Persistent Arevalo Finds Self, Passions
“I lived the majority of my childhood being told I would never achieve anything,” said Nashville State Nursing student Elizabeth Arevalo, a New Jersey native.
The happily married mother of three recently was awarded a $1,000 Sam H. Odom Nursing Scholarship, established by the Sam H. Odom Foundation Trust through the Tennessee Board of Regents.
“Being told, ‘I’m proud of you,’ is daunting to me. I sometimes have to look behind to make sure it is me they are talking to. I honestly did not expect it and I cried when I received the email, it was amazing.”
Eli has overcome a lot in life to get to this point. Growing up in foster care, she was abused and dropped out of school in 7th grade due to the lack of support, guidance, and motivation. She married very young to a much older man, who was not kind.
Mustering the courage to leave that bad situation, her journey continued over several years, eventually bringing her to Nashville. She took and passed the HiSET. Having earned a state-issued high school equivalency credential, Arevalo worked as a volunteer at the Sexual Assault Center, where she advised victims of assault to get an education.
“The only way to help yourself get out of a bad situation and to care for your children is by empowering yourself.”
While volunteering, she had to undergo a kidney transplant. During this time the seeds of taking care of others as a career began taking root.
“I met other patients who seemed lost and did not understand the process. When that happens, a patient will make decisions based on fear rather than knowledge. I saw the language barrier as being one of those problems. If you can't understand your options, you will make the decision that seems the easiest and not necessarily the best.”
Taking her own advice, Eli applied and was accepted into Nashville State’s Nursing program.
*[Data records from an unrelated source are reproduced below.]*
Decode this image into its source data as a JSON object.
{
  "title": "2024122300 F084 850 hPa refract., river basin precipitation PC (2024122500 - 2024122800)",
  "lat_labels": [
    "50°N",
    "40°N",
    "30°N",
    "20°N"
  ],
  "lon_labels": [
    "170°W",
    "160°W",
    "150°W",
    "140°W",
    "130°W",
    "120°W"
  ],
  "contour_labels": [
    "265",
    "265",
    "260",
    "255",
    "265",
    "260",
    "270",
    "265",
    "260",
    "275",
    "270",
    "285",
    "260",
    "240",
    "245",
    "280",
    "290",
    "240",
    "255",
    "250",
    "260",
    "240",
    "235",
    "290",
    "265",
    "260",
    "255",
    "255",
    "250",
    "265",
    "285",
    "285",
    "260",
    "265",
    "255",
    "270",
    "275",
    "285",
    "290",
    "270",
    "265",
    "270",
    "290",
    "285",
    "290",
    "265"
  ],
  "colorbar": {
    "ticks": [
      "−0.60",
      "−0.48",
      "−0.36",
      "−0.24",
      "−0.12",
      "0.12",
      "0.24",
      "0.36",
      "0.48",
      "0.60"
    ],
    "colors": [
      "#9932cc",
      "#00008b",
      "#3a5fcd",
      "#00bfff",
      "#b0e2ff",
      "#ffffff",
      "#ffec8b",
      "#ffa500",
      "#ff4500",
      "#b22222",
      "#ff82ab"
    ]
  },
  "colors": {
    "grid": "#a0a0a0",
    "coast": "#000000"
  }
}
“I picked the Nursing program because I heard it has the best reputation. The nurses that come out of there are fully prepared.”
“I have learned that having an education and something of your own is extremely empowering.”
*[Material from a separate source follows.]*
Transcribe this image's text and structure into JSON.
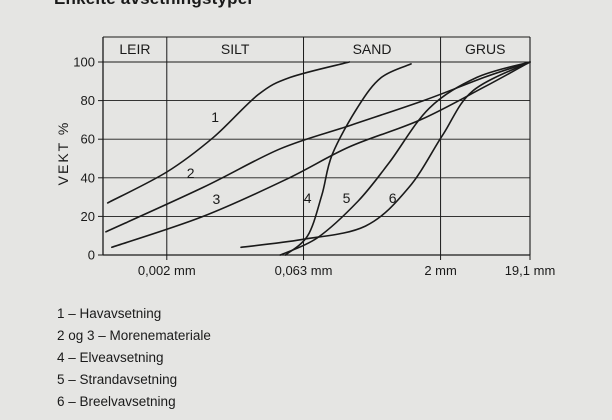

Eli is set to graduate in May 2023. Her ultimate goal is to become a forensic nurse, which Nashville has very few of.
“I have a year of patient care before I can become a forensic nurse, and in that time and long after, I will advocate for more bilingual people in the nursing world.”
Arevalo embodies all that is good about being a Nashville State Falcon.
“Heck, maybe one day I’ll be an instructor at Nashville State helping people like me.”